Okay, that takes care of the “Roger” part of the question.
Hint number two is that obviously I am a writer and will be writing about things that concern writers and their attempts to gain a foothold in the profession.
My career as a writer, like many others, began in Paris, France. So many people since the 1920s have settled on this city as the residence of the muse for writing. Some names that come to mind are Ernest Hemmingway, Gertrude Stein, that other Fitzgerald, F. Scott, and countless others. Their names alone became god-like for mobs of aspiring writers to follow. Countless numbers of would-be authors have flocked to Paris up to the very present, all hoping to walk in the footsteps of the literary deities. Most all end up at Shakespeare & Company, the vintage English-language bookstore near the banks of the River Seine, to render their homage to sanctified nostalgia.
I was not one of them. My going to Paris and what followed after I got there was more of an accident than anything else. I have often thought (and expressed in my writing) that we let fate make most of our decisions for us.
Before I go any further, I should state that my mother, if she had had her way when I was in the decision-making process of where I should head in life, was totally convinced that I should get a good job with the post office because they paid well and had a good pension. I, of course, thought otherwise or else these paragraphs would never have been written.
For hint number three, we’ll jump to the present. I have written over 30 screenplays and four published books as well as a dozen produced plays. This leads me to tell you that writing is a difficult row to hoe. My mother, on the other hand, would have filed it under her saying, “There’s many a slip between the cup and the lip.”

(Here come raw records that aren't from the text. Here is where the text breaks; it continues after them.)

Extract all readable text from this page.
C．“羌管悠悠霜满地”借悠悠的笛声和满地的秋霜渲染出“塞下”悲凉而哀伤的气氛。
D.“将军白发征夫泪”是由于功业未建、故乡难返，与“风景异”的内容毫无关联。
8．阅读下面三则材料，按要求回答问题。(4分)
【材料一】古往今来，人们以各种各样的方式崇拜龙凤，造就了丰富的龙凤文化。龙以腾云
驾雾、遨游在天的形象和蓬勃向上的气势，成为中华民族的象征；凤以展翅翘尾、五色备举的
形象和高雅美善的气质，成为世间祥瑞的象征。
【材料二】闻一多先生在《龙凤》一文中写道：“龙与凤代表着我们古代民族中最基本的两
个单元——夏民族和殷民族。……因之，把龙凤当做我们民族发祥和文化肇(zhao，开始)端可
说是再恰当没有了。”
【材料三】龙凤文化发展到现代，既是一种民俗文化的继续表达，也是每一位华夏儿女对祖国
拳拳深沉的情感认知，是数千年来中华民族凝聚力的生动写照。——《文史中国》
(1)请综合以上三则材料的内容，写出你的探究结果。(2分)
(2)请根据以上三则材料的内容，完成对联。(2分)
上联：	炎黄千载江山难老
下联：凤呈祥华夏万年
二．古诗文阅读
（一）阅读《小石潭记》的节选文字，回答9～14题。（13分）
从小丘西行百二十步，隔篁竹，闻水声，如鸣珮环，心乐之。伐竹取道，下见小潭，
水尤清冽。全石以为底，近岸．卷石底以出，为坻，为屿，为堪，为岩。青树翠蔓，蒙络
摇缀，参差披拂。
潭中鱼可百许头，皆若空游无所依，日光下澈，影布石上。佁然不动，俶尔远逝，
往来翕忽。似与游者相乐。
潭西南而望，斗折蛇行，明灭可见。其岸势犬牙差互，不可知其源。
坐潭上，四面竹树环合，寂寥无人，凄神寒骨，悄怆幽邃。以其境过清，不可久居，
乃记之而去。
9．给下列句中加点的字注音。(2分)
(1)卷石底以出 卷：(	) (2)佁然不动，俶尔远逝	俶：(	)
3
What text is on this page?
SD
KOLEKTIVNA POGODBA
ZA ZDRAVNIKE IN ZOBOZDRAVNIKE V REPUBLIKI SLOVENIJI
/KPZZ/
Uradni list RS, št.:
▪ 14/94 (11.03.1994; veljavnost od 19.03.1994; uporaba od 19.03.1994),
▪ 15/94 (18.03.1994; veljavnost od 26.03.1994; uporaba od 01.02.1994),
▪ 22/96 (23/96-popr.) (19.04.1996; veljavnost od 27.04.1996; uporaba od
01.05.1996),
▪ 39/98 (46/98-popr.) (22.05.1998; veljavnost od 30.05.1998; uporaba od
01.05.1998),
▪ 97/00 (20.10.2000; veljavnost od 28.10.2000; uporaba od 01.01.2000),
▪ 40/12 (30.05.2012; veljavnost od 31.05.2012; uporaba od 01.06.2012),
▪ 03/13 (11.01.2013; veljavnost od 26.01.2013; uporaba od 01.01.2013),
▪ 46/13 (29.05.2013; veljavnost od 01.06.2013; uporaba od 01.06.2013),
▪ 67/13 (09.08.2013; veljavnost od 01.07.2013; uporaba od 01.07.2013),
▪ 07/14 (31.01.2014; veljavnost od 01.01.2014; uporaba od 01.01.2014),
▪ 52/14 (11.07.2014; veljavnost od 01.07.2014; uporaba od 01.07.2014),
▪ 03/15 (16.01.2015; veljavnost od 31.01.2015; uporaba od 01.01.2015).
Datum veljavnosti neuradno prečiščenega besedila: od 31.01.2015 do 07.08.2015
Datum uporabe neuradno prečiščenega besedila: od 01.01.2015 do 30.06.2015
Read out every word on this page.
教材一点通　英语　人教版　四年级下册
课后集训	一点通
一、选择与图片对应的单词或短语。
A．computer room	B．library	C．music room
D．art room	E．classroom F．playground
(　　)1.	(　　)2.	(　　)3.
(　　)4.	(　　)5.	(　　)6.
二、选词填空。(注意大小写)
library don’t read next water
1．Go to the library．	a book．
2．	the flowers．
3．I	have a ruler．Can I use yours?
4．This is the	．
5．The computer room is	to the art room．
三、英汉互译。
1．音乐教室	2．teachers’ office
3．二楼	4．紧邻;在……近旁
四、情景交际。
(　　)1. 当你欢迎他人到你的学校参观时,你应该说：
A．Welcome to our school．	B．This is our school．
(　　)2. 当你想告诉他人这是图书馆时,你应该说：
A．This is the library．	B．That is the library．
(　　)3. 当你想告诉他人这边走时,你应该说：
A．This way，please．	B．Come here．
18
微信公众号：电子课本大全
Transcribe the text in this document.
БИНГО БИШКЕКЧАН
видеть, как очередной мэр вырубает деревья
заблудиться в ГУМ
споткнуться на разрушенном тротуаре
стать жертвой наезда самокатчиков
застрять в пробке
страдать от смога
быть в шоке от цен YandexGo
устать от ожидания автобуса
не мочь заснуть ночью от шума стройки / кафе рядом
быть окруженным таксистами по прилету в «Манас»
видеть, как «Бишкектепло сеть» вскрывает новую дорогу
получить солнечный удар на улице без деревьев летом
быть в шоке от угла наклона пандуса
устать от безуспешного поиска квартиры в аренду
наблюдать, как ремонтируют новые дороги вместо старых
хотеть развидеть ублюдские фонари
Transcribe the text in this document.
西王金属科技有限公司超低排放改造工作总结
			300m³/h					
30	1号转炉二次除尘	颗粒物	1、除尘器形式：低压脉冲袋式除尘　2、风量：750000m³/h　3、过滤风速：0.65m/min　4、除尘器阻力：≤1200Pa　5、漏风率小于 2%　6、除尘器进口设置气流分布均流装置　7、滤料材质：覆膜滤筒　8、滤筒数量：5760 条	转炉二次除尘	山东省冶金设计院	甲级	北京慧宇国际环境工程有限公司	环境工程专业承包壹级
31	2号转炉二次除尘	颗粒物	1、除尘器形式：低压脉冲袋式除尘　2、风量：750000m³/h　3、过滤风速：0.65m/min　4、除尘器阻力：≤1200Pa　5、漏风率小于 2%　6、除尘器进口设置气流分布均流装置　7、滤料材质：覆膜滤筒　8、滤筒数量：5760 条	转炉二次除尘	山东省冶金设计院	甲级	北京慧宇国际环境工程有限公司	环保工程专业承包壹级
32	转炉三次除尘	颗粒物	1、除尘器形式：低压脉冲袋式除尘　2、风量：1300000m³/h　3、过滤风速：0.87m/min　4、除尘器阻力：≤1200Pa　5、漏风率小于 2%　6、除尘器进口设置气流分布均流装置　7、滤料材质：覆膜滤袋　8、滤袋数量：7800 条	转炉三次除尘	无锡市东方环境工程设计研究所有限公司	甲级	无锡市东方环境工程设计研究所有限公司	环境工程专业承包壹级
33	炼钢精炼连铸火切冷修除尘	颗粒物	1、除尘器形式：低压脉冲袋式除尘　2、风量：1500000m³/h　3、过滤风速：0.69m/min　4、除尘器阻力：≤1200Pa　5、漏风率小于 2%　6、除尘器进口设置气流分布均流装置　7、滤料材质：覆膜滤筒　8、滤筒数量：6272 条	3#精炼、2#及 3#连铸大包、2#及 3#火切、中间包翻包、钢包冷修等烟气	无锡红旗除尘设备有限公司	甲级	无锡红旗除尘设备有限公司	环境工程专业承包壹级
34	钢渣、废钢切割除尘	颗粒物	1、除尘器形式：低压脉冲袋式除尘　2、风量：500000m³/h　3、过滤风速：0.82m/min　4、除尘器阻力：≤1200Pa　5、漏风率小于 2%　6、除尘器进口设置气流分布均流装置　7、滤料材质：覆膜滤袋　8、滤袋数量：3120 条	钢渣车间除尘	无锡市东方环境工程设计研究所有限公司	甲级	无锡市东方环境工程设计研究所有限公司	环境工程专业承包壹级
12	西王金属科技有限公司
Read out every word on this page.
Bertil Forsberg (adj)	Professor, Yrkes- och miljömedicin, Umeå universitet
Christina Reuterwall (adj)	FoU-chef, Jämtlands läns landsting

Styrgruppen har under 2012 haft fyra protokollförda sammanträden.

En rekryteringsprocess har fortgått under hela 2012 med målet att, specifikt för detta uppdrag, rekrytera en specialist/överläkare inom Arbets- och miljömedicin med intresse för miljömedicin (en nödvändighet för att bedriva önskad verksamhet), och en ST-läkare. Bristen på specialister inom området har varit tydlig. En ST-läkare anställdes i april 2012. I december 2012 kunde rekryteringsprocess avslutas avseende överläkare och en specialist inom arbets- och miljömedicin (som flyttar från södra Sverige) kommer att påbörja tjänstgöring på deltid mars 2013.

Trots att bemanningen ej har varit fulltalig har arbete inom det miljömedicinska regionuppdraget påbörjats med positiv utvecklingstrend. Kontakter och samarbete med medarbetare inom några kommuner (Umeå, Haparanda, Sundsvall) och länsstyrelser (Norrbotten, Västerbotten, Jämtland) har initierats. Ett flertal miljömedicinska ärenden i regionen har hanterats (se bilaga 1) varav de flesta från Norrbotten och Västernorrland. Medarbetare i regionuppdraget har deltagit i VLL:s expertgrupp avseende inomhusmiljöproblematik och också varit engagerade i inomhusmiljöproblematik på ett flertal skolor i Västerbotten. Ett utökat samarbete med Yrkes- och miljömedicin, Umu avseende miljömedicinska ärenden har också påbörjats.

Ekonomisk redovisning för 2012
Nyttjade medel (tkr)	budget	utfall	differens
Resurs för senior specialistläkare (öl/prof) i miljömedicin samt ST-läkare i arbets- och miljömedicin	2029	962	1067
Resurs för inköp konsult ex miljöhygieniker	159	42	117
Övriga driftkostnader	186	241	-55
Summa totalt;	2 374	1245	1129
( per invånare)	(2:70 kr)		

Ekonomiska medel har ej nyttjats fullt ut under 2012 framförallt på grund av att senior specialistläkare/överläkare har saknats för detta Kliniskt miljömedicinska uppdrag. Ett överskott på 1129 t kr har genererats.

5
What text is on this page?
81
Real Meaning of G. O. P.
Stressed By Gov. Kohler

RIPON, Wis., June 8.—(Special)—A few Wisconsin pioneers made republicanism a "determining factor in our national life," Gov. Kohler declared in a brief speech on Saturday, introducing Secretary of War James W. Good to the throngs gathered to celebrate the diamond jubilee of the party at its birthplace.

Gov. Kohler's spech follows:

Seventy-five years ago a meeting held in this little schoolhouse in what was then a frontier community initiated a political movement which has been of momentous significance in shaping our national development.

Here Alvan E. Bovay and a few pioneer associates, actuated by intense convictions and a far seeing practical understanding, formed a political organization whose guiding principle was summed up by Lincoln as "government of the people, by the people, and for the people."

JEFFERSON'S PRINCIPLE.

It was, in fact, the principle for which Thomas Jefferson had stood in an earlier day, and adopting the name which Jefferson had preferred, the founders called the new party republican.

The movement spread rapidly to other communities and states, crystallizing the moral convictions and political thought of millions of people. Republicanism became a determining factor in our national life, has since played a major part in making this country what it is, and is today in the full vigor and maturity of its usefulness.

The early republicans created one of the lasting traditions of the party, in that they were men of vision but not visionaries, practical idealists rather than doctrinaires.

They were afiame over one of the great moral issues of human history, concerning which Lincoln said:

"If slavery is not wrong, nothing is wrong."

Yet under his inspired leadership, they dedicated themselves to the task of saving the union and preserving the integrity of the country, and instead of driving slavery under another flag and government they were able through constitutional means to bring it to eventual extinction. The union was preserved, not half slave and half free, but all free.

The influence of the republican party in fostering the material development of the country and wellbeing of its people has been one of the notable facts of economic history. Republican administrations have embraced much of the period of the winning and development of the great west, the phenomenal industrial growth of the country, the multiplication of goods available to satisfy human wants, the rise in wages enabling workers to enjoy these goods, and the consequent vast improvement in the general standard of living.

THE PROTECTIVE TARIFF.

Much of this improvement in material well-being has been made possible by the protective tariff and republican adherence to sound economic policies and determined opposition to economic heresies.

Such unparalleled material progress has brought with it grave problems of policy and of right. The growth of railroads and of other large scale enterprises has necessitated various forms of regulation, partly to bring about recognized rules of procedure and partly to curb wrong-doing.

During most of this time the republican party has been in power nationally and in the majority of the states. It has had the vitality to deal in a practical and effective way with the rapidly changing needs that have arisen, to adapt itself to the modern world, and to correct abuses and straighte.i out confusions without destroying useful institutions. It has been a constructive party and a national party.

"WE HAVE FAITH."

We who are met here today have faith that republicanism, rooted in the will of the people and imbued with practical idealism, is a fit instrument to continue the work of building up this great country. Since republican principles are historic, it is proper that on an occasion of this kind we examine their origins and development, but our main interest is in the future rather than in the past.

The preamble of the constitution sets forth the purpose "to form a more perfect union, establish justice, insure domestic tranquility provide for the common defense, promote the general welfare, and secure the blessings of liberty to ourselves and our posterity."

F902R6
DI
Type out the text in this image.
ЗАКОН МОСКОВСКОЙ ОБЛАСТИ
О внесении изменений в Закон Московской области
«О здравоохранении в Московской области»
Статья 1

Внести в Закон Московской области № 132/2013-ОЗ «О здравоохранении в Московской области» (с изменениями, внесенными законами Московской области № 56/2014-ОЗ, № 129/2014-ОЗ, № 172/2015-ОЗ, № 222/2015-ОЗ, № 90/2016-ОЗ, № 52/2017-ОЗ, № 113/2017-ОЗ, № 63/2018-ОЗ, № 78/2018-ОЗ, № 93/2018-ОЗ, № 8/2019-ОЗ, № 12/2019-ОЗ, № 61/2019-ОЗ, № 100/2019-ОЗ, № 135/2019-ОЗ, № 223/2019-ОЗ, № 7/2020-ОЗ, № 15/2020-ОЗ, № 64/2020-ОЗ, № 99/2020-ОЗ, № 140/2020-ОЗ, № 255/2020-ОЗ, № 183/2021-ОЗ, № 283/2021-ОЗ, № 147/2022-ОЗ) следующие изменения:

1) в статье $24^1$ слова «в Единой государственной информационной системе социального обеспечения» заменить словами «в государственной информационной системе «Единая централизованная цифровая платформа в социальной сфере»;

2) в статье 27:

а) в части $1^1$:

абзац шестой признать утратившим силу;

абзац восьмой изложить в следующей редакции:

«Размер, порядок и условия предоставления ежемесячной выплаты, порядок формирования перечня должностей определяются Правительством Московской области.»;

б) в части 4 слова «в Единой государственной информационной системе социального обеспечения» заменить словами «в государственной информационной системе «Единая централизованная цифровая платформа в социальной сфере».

No hint number four exists except to say that in upcoming blogs all will be revealed—especially about a guy named Roger. You will get valuable but firm information about the art of playwriting, screenwriting and novel writing. My tidbits will not attempt to make joining the ranks of the published and produced sound easy. In fact my reflections just might jolt you out of that mental rose garden you’ve been cultivating since you first heard about the writing profession. Your dreams about becoming a writer most likely arrived via your high school English teacher and her trusty literary anthology of student prose and poetry—which was a guaranteed parent pleaser.
Anyway, we are several blogs away from your being able to answer the question, “Are You A Roger?” One thing is certain though, when you finally find all about Roger, you will then have the opportunity to answer that question. See you again shortly.